Confinamentos e dados clínicos
Numa leitura mais fina, o decreto proposto ao Parlamento é muito mais extenso e explicita outras situações em que os direitos pessoais, dos trabalhadores e da iniciativa privada podem vir a ser afectados. É o caso dos confinamentos obrigatórios de infectados, que passam a estar previstos explicitamente, ao contrário do que acontecia no primeiro decreto.
“Na medida do estritamente necessário e de forma proporcional, [pode ser decretado] o confinamento compulsivo em estabelecimento de saúde, no domicílio ou, não sendo aí possível, noutro local definido pelas autoridades competentes, de pessoas portadoras do vírus SARS-CoV-2, ou em vigilância activa”, lê-se no elenco das limitações de direitos fundamentais que passam a ser permitidas.
É também aí que se prevê agora a diferenciação de medidas por concelho, “em função do grau de risco de cada município”, que deverão ser “agrupados de acordo com os dados e avaliação das autoridades competentes”.
O decreto presidencial prevê também, explicitamente, que pode haver necessidade de tratamento de dados pessoais, por exemplo para proceder à medição de temperatura ou realizar testes de diagnóstico, mas sublinha que não será permitido “guardar memória ou registo das medições de temperatura corporal efectuadas nem dos resultados dos testes de diagnóstico de SARS-CoV-2”.
No que diz respeito à iniciativa privada, fica aberta a possibilidade de ser ordenado “o encerramento total ou parcial de estabelecimentos, serviços, empresas ou meios de produção e impostas alterações ao respectivo regime ou horário de funcionamento”.

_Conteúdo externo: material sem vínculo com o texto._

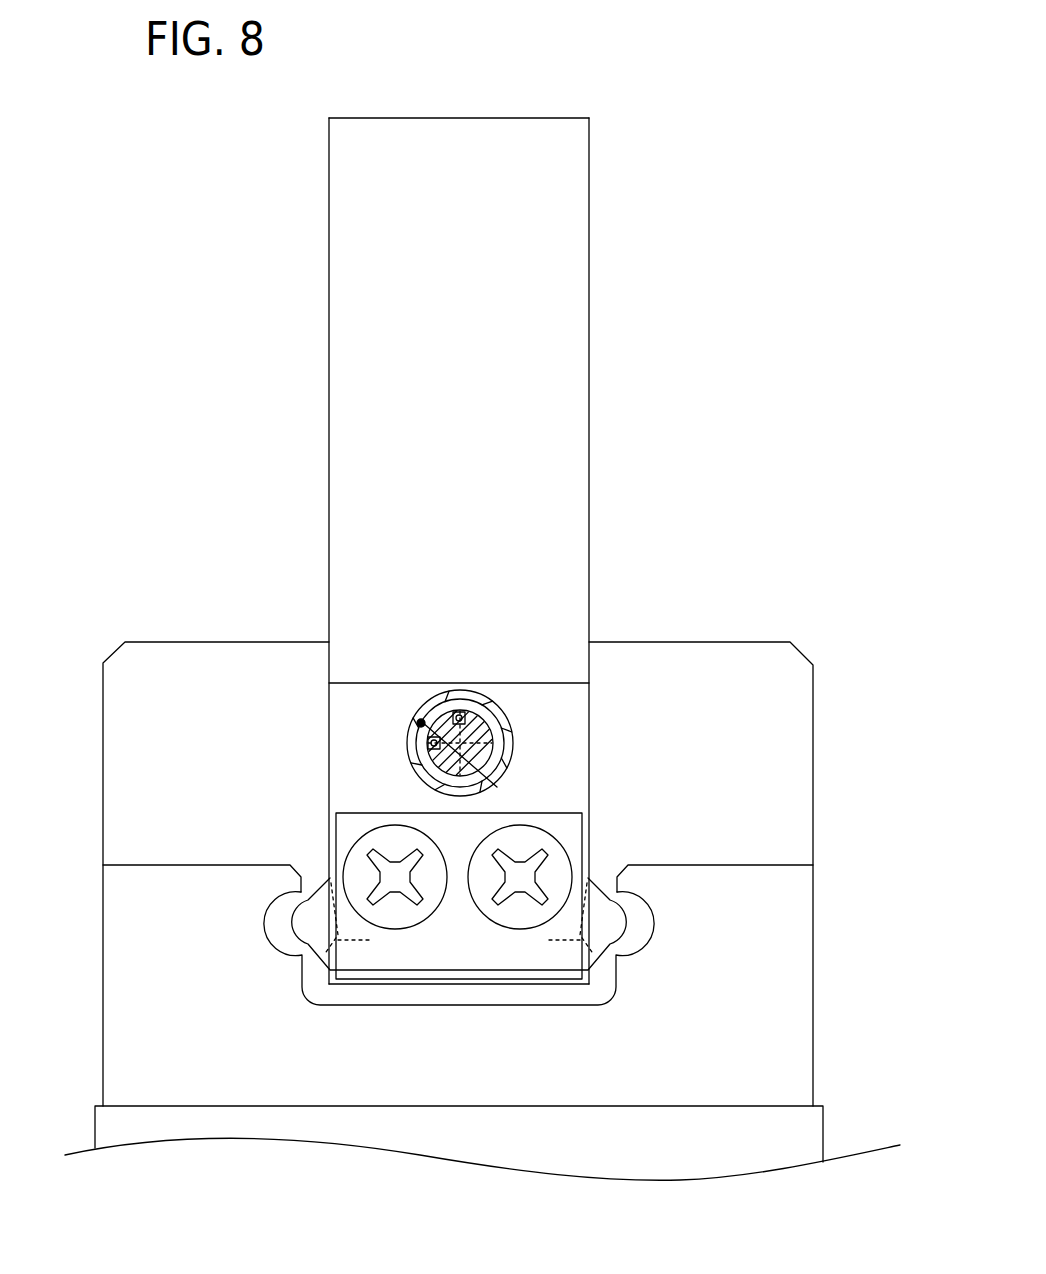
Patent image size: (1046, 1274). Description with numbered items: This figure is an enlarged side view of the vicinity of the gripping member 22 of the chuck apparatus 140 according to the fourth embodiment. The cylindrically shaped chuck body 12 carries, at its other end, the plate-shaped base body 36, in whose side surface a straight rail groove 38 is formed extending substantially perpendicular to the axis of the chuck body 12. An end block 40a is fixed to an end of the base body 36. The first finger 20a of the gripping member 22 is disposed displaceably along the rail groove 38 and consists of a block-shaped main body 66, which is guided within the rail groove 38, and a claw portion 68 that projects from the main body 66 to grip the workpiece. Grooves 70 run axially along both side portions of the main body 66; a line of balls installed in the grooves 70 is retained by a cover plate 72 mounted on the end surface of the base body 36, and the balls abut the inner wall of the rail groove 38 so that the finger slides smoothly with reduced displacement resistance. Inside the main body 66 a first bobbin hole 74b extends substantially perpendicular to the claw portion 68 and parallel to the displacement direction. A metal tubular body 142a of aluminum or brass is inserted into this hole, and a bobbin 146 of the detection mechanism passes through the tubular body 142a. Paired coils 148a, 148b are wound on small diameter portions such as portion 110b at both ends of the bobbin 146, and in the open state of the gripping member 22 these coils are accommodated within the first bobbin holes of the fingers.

The chuck apparatus 140 is at (745, 99).
The chuck body 12 is at (828, 1109).
The base body 36 is at (420, 851).
The end block 40a is at (676, 662).
The gripping member 22 is at (454, 518).
The first finger 20a is at (325, 207).
The claw portion 68 is at (578, 320).
The main body 66 is at (568, 747).
The small diameter portion 110b is at (480, 777).
The tubular body 142a is at (422, 777).
The bobbin 146 is at (488, 716).
The first bobbin hole 74b is at (418, 722).
The coil 148a is at (460, 713).
The coil 148b is at (430, 742).
The rail groove 38 is at (369, 993).
The cover plate 72 is at (450, 966).
The groove 70 is at (457, 895).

Antecipando-se a alguma dificuldade na distribuição de medicamentos e produtos sanitários, o decreto retoma uma medida que tinha sido tomada na primeira fase do estado de emergência, entre Março e Maio, e permite ao Governo adoptar medidas especiais para garantir a “normalidade na produção, transporte, distribuição e abastecimento de bens e serviços essenciais à actividade do sector da saúde”. O objectivo é “assegurar o acesso e a regularidade no circuito dos medicamentos e vacinas, dos dispositivos médicos e de outros produtos de saúde, como biocidas, soluções desinfectantes, álcool e equipamentos de protecção individual”.

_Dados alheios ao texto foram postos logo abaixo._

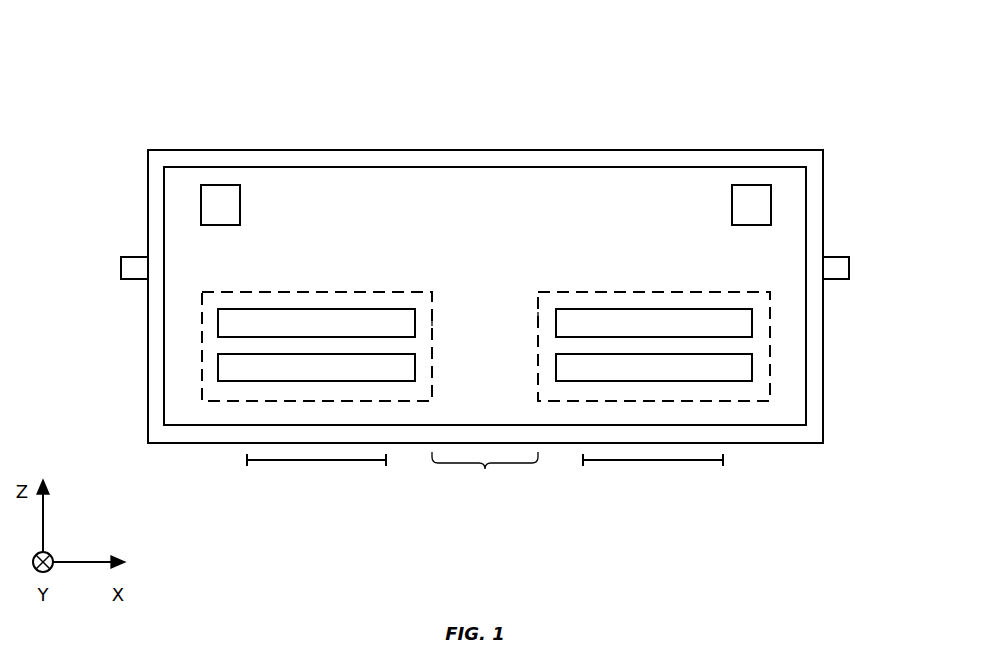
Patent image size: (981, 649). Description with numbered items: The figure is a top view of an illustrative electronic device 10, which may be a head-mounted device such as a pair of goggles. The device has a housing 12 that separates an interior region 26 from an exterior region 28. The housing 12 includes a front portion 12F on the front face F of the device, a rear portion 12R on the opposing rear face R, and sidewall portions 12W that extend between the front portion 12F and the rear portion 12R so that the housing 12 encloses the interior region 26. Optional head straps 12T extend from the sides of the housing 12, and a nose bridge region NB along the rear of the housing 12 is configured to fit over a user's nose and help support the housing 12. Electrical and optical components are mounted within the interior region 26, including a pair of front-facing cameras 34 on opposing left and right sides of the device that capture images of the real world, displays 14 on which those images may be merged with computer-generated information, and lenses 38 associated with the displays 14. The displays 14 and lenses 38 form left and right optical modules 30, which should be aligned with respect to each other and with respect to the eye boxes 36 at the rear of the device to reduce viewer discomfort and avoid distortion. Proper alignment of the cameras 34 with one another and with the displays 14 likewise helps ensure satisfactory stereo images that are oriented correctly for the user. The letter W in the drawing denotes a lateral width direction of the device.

The electronic device 10 is at (485, 264).
The housing 12 is at (823, 408).
The front portion 12F is at (308, 160).
The rear portion 12R is at (182, 430).
The sidewall portions 12W is at (157, 212).
The head straps 12T is at (130, 270).
The displays 14 is at (314, 320).
The interior region 26 is at (566, 208).
The exterior region 28 is at (305, 43).
The optical modules 30 is at (432, 318).
The front-facing cameras 34 is at (221, 195).
The eye boxes 36 is at (386, 460).
The lenses 38 is at (556, 368).
The nose bridge region NB is at (485, 475).
The front face F is at (495, 113).
The rear face R is at (778, 458).
The width direction W is at (852, 173).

Outra nova restrição prevista neste decreto diz respeito à saída, por livre iniciativa, de funcionários do Serviço Nacional de Saúde, como o PÚBLICO já tinha avançado. "Pode ser limitada a possibilidade de cessação dos vínculos laborais dos trabalhadores dos serviços e estabelecimentos integrados no SNS”.
Escolas e restaurantes? O essencial é a máscara
À saída da reunião do Infarmed, que volta a realizar-se de 15 em 15 dias, Marcelo deixou sublinhou que, por mais medidas que sejam tomadas, o essencial da prevenção passa pela atitude das pessoas e que, de entre as regras já conhecidas, a mais importante é o uso de máscara. E aí, afirmou, “os portugueses têm sido exemplares.

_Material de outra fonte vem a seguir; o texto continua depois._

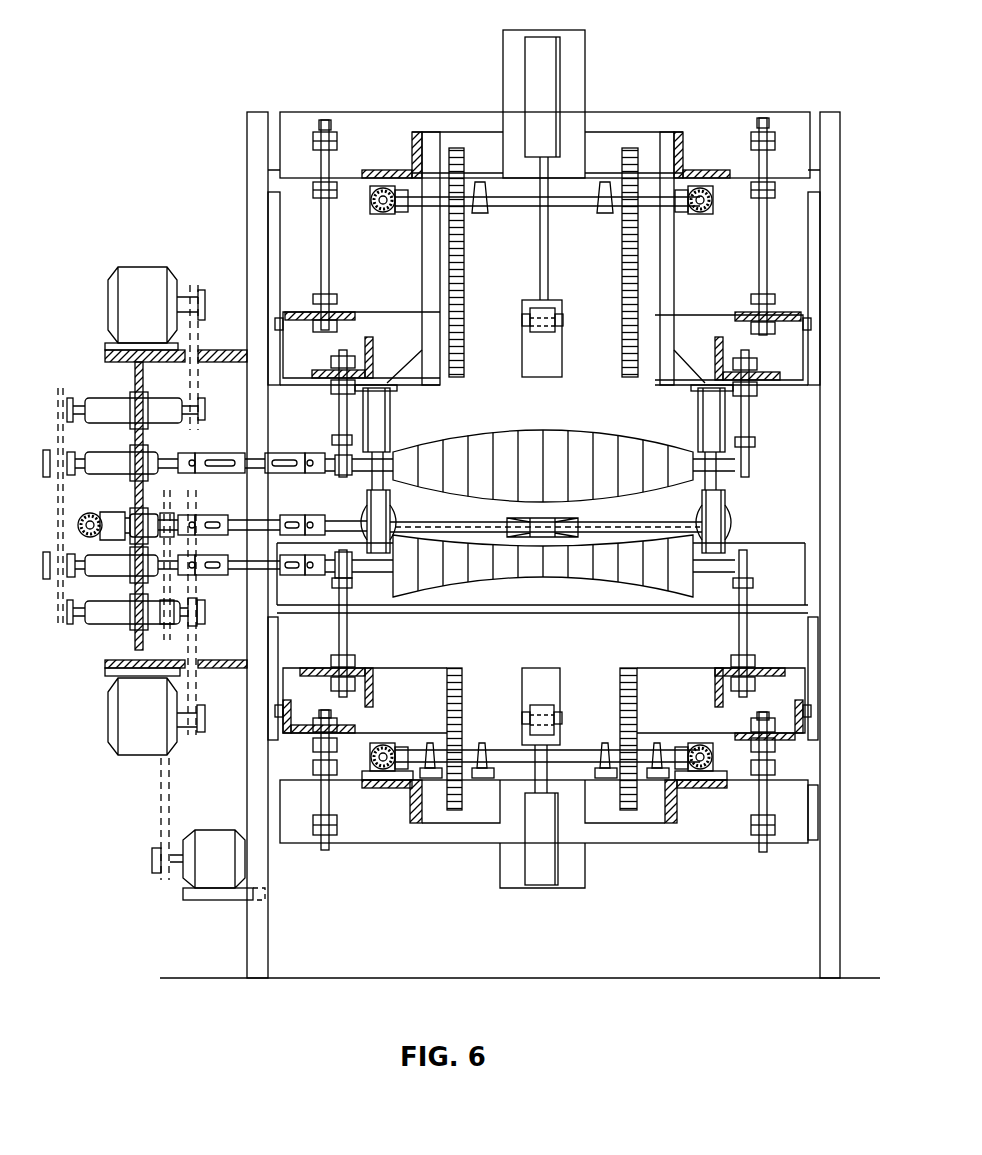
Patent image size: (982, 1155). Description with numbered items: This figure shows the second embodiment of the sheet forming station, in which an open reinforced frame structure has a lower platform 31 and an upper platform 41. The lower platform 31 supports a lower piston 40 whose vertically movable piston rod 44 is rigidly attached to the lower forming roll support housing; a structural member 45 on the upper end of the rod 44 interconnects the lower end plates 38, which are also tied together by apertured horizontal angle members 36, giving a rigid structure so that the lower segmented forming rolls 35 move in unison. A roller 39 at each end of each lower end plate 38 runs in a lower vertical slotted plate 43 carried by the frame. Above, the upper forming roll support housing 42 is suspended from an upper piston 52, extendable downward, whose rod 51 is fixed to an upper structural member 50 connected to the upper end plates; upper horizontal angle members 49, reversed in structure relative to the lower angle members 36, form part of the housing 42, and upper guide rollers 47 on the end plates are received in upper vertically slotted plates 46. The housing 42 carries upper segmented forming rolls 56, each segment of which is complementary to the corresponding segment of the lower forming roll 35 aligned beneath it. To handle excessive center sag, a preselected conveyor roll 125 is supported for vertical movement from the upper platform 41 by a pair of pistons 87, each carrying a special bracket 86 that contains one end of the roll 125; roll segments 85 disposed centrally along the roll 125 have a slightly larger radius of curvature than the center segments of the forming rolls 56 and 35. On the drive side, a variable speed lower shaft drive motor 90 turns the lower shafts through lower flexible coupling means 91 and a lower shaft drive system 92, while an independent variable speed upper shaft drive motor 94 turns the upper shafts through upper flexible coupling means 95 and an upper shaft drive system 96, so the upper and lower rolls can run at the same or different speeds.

The lower platform 31 is at (705, 808).
The lower segmented forming roll 35 is at (585, 580).
The horizontal angle member 36 is at (373, 690).
The lower end plate 38 is at (432, 726).
The roller 39 is at (275, 711).
The lower piston 40 is at (548, 885).
The upper platform 41 is at (698, 138).
The upper forming roll support housing 42 is at (694, 299).
The lower vertical slotted plate 43 is at (268, 677).
The piston rod 44 is at (548, 770).
The structural member 45 is at (535, 683).
The upper vertically slotted plate 46 is at (274, 230).
The upper guide roller 47 is at (275, 320).
The upper horizontal angle member 49 is at (398, 342).
The upper structural member 50 is at (560, 352).
The rod 51 is at (548, 240).
The upper piston 52 is at (560, 66).
The upper segmented forming roll 56 is at (543, 430).
The roll segment 85 is at (507, 521).
The special bracket 86 is at (367, 508).
The piston 87 is at (393, 412).
The lower shaft drive motor 90 is at (158, 729).
The lower flexible coupling means 91 is at (243, 570).
The lower shaft drive system 92 is at (52, 606).
The upper shaft drive motor 94 is at (158, 320).
The upper flexible coupling means 95 is at (213, 447).
The upper shaft drive system 96 is at (105, 375).
The preselected conveyor roll 125 is at (628, 524).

Questionado sobre o que dizem os especialistas sobre o risco de transmissão nas escolas e na restauração, Marcelo disse que os especialistas confirmaram não existir um nexo entre ensino presencial e aumento das infecções nem que a restauração seja um factor de risco, sendo preponderante o comportamento das pessoas.
O Presidente reconheceu também que tem aumentado o nível de críticas em relação às medidas decretadas pelo Governo, mas afirmou que isso está a acontecer em Portugal como em toda a Europa. “Um estudo revela que a subida do sentido crítico em relação aos governos e à resposta das estruturas de saúde corresponde ao agravamento da pandemia”, frisou.